Generating deep fake left ventricles: a step towards personalised heart treatments
Personalised medicine is an exciting avenue in the field of cardiac healthcare where an understanding of patient-specific mechanisms can lead to improved treatments (Gao et al., 2017). The use of mathematical models to link the underlying properties of the heart with cardiac imaging offers the possibility of obtaining important parameters of heart function non-invasively (Gao et al., 2015). Unfortunately, current estimation methods rely on complex mathematical forward simulations, resulting in a solution taking hours, a time frame not suitable for real-time treatment decisions. To increase the applicability of these methods, statistical emulation methods have been proposed as an efficient way of estimating the parameters (Davies et al., 2019; Noè et al., 2019). In this approach, simulations of the mathematical model are run in advance and then machine learning based methods are used to estimate the relationship between the cardiac imaging and the parameters of interest. These methods are, however, limited by our ability to understand the how cardiac geometry varies across patients which is in term limited by the amount of data available (Romaszko et al., 2019).
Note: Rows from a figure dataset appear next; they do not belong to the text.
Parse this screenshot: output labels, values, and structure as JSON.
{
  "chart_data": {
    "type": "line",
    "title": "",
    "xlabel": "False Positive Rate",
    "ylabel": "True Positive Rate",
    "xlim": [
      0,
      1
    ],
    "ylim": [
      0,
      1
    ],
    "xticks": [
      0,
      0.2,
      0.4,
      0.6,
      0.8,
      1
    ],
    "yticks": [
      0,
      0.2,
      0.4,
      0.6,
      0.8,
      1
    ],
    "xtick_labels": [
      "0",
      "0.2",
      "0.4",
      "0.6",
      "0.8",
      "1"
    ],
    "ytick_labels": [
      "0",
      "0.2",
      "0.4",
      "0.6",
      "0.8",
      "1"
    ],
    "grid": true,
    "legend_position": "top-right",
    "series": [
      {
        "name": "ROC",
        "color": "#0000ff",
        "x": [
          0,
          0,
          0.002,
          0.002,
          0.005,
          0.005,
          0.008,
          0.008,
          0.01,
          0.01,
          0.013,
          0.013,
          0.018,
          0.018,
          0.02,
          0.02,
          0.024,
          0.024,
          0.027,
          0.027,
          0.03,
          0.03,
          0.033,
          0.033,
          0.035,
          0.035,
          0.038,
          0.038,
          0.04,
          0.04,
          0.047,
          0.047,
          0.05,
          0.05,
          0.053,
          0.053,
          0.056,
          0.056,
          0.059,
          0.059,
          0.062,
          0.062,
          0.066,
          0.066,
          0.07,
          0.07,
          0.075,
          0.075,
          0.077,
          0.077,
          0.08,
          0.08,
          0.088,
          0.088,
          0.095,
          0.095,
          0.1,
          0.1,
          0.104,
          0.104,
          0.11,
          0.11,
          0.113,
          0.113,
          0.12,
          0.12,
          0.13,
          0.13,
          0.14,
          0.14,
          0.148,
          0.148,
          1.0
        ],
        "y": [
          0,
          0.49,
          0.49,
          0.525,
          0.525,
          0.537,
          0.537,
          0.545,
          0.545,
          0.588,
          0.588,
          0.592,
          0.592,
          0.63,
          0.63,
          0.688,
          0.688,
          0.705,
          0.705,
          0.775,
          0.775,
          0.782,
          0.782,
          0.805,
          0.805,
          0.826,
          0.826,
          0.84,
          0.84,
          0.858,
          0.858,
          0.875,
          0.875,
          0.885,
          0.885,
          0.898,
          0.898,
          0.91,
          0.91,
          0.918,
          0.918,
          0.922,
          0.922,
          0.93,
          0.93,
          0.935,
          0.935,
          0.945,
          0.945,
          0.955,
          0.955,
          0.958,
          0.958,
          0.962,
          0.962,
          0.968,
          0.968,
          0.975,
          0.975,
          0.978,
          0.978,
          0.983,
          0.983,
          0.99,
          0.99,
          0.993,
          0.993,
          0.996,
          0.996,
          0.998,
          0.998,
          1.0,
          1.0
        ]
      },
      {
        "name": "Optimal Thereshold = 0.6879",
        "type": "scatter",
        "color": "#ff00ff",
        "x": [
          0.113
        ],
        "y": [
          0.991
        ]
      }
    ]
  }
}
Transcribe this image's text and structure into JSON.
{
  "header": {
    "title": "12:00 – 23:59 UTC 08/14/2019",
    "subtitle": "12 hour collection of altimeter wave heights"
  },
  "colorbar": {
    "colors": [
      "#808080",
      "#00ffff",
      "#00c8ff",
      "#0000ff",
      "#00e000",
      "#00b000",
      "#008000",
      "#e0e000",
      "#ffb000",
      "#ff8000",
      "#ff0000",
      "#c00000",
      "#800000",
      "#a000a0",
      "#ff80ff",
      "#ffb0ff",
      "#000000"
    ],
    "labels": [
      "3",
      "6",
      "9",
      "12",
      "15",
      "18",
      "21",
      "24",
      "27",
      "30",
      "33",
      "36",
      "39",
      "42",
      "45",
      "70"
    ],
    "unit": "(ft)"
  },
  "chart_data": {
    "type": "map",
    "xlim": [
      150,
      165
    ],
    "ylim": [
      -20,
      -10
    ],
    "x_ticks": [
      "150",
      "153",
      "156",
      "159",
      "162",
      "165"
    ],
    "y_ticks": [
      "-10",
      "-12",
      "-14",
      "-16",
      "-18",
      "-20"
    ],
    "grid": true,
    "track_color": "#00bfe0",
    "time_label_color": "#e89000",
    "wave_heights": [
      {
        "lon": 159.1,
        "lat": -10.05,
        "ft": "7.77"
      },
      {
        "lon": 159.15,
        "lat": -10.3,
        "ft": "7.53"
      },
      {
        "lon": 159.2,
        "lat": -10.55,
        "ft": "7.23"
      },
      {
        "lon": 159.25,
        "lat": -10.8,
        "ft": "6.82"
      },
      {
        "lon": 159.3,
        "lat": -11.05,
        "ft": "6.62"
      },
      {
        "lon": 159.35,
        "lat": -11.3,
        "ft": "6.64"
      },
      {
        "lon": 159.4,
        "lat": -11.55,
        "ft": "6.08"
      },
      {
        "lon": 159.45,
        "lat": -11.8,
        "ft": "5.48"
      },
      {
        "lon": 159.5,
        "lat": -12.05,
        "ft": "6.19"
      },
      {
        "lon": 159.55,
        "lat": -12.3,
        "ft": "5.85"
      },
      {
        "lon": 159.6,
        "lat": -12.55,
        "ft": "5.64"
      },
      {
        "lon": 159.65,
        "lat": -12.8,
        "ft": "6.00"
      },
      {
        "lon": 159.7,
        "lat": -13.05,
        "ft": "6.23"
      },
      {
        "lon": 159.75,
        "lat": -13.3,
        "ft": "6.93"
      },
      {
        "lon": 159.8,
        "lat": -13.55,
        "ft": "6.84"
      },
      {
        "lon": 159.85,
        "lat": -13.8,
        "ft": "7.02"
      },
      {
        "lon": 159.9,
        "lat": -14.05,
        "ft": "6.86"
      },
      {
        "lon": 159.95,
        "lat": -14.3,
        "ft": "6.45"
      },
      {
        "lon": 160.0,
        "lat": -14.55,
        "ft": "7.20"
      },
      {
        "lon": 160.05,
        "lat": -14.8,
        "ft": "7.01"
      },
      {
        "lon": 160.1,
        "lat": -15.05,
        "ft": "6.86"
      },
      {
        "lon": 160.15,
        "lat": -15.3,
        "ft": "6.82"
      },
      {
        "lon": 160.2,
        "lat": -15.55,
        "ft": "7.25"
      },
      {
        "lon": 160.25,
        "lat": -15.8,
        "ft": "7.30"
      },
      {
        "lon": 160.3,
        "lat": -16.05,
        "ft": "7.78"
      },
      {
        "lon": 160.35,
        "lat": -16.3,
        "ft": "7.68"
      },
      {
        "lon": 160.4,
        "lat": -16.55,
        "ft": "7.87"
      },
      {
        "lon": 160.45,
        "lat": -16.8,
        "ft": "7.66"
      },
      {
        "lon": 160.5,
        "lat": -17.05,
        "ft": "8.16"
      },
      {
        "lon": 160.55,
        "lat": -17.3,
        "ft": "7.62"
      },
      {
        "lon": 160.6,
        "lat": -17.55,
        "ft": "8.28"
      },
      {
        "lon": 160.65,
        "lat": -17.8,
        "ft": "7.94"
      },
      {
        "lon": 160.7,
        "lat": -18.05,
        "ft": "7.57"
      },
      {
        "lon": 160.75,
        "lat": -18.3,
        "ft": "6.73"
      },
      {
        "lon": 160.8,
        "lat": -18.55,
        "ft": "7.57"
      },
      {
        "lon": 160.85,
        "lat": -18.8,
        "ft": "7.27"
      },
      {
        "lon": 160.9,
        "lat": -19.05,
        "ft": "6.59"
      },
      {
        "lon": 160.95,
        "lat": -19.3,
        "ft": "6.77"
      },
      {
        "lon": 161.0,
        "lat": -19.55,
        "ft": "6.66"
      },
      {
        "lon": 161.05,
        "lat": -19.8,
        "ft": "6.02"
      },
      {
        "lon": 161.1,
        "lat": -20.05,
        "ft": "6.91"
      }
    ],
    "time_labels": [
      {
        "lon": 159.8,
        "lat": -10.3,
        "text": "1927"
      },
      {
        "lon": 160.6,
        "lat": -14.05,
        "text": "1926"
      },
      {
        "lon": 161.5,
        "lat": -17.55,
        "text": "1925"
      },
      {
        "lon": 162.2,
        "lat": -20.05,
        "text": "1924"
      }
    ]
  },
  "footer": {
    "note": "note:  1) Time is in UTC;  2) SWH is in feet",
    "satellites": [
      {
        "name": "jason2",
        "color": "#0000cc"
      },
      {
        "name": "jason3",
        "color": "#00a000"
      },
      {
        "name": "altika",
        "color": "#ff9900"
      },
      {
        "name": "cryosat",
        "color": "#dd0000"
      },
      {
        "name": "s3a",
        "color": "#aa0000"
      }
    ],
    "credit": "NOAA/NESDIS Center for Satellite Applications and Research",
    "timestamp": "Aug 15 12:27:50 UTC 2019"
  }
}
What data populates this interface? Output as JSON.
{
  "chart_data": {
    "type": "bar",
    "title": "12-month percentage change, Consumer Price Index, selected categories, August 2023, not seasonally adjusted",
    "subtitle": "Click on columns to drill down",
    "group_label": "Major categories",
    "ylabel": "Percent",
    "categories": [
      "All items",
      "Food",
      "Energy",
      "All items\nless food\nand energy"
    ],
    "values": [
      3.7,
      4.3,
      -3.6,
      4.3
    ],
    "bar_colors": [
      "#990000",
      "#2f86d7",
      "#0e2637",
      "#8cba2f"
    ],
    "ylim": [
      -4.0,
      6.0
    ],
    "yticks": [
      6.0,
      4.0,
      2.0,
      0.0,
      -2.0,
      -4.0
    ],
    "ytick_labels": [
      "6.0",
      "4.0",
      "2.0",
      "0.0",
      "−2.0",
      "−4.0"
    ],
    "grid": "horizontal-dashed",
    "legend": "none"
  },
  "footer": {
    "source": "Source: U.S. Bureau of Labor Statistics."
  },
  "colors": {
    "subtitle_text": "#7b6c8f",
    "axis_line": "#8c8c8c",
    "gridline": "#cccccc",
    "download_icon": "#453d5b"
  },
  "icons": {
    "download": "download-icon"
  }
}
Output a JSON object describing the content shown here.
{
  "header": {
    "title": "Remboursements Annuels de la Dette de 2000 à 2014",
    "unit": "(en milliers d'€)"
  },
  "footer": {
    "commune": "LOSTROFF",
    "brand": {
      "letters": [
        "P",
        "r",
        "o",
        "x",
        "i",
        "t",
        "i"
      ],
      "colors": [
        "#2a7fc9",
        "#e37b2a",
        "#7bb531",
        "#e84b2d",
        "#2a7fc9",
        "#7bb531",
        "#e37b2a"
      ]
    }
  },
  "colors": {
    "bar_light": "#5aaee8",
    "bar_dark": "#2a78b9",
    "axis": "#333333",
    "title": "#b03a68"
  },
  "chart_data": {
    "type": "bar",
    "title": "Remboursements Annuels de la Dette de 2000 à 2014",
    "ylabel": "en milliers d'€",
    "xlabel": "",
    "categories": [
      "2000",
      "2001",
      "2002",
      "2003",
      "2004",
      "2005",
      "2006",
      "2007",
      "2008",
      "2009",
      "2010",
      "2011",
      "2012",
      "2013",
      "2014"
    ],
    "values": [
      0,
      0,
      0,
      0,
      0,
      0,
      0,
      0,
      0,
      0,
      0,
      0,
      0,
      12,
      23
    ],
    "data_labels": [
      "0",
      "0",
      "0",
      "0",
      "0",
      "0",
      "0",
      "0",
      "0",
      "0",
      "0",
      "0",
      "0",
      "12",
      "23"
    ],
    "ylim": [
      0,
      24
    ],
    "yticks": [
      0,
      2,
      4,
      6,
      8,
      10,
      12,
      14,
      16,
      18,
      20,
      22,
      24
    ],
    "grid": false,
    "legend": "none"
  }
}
In this project we will look at AI based methods for generating fake cardiac geometries which can be used to increase the amount of data (Qiao et al., 2023). We will explore different types of AI generation, including Generative Adversarial Networks or Variational Autoencoders, to understand how we can generate better 3D and 4D models of the fake left ventricles and create an improved emulation strategy that can make use of them.